# Old 2013 Audi A3



## sicones (Jul 6, 2012)

So I left a deposit for a 2013 A3 a few weeks ago, great I think, I can't wait to see this new 2013 model I see all over the web. When I get to the dealer I see a black A3 from 2006 that hasn’t been updated in 8 years. WTF Audi?

I was expecting this in a 4 door:









Instead they showed me this:


----------



## Travis Grundke (May 26, 1999)

The 2013 A3 is the existing "8P" model that has been in production for years. The new, MQB based A3 sedan that you referenced above has not been announced yet and likely will not arrive in showrooms until about this time next year.


----------



## KnockKnock (Jun 30, 2005)

The 'old' 8P is still a great car. Did you reject it and get your deposit back? Assuming you're in the USA. In Europe, you can get your hands on the 2-dr hatch. But they don't have anything else yet either, and we'll be a year after that.


----------



## Fellow Gaucho (Aug 3, 2011)

sicones said:


> So I left a deposit for a 2013 A3 a few weeks ago, great I think, I can't wait to see this new 2013 model I see all over the web. When I get to the dealer I see a black A3 from 2006 that hasn’t been updated in 8 years. WTF Audi?


Okay, but the A3 has been updated in the last 8 years...


----------



## brookside (Jan 11, 2012)

sicones said:


> So I left a deposit for a 2013 A3 a few weeks ago, great I think, I can't wait to see this new 2013 model I see all over the web. When I get to the dealer I see a black A3 from 2006 that hasn’t been updated in 8 years.


Easy. Get your deposit back and open a savings account with it. Keep socking some cash away every month and by the time the new A3 debuts in a year or so you've got a sweet nest egg for dropping your monthly payment.


----------



## dmorrow (Jun 9, 2000)

sicones said:


> So I left a deposit for a 2013 A3 a few weeks ago, great I think, I can't wait to see this new 2013 model I see all over the web. When I get to the dealer I see a black A3 from 2006 that hasn’t been updated in 8 years. WTF Audi?
> 
> *I was expecting this in a 4 door:*
> 
> Instead they showed me this:


Did you wonder about how long it was going to take to get this car since you can't find any actual pictures of the four door on the internet (no production pictures, no car soon)? Did you ask them when you might receive it or talk about price? Seems like you walked in and gave them a deposit without doing much research into what you were buying.


----------



## brookside (Jan 11, 2012)

dmorrow said:


> Did you wonder about how long it was going to take to get this car since you can't find any actual pictures of the four door on the internet (no production pictures, no car soon)? Did you ask them when you might receive it or talk about price? Seems like you walked in and gave them a deposit without doing much research into what you were buying.


:thumbup:


----------



## Maitre Absolut (Aug 5, 2009)

sicones said:


> So I left a deposit for a 2013 A3 a few weeks ago, great I think, I can't wait to see this new 2013 model I see all over the web. When I get to the dealer I see a black A3 from 2006 that hasn’t been updated in 8 years. WTF Audi?

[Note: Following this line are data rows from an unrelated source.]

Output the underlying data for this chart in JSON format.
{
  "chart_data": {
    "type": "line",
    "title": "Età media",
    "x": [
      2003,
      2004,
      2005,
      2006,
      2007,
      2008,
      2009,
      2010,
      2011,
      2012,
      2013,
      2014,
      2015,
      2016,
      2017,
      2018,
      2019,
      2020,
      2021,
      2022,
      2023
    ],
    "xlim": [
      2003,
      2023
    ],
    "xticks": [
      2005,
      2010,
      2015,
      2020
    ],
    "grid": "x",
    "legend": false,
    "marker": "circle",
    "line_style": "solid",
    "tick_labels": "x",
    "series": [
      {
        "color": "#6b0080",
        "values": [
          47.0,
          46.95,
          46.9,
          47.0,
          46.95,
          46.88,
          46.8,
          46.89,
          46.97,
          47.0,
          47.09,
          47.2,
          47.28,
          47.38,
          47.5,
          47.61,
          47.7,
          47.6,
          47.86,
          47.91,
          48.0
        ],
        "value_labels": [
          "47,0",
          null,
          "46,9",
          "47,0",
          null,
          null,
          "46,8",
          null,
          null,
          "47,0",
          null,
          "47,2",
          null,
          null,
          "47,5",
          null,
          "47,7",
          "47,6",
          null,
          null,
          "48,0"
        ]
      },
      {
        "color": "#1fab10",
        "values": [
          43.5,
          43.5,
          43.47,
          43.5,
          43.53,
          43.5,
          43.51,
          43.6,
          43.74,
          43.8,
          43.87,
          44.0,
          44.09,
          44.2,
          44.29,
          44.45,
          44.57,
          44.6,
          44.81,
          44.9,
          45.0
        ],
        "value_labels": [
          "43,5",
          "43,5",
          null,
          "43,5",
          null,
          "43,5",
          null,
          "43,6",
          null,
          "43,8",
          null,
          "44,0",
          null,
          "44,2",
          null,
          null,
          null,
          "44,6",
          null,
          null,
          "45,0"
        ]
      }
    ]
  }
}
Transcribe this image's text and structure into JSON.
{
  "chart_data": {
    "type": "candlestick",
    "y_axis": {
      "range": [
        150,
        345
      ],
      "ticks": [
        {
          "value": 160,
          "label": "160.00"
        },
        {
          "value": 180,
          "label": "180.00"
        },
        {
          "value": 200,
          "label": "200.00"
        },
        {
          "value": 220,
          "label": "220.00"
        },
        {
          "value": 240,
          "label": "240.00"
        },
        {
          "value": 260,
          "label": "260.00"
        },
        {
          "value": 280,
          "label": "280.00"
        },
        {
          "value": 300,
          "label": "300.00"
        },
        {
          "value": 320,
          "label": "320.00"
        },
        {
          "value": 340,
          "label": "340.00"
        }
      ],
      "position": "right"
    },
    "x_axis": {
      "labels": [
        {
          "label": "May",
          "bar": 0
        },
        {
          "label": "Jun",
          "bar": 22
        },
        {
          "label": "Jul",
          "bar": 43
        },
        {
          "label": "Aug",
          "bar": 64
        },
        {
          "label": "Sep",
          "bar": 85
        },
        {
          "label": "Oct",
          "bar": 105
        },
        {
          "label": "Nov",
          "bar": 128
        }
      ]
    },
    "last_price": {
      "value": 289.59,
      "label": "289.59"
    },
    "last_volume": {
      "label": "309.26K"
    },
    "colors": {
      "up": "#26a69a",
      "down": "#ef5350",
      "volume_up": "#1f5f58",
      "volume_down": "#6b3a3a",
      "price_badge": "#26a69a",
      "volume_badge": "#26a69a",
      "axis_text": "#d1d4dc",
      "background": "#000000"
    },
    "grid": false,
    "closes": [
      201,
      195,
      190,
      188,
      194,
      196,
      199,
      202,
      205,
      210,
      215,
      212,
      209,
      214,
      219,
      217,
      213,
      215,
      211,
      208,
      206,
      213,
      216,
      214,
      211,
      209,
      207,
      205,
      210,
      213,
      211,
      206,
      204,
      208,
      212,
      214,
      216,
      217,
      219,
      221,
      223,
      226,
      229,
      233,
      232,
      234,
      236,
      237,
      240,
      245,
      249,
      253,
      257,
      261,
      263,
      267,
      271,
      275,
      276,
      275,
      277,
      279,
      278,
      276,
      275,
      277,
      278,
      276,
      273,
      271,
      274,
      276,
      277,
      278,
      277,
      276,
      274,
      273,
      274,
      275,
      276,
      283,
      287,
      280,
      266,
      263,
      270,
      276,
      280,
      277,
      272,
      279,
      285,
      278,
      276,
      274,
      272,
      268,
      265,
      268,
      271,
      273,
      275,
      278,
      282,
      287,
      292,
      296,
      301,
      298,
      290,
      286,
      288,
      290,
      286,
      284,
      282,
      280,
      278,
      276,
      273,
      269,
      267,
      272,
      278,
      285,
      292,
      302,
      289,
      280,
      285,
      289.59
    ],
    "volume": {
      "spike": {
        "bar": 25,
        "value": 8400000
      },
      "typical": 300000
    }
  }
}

the A3 was updated in 2009.

lol at thinking you were buying an MBQ


----------



## Fellow Gaucho (Aug 3, 2011)

I don't think he's coming back.


----------



## dmorrow (Jun 9, 2000)

Fellow Gaucho said:


> I don't think he's coming back.


Maybe after the sedan he ordered comes in?


----------



## Fellow Gaucho (Aug 3, 2011)

OP, please respond. We can answer your questions. We aren't really that mean, just having some fun.


----------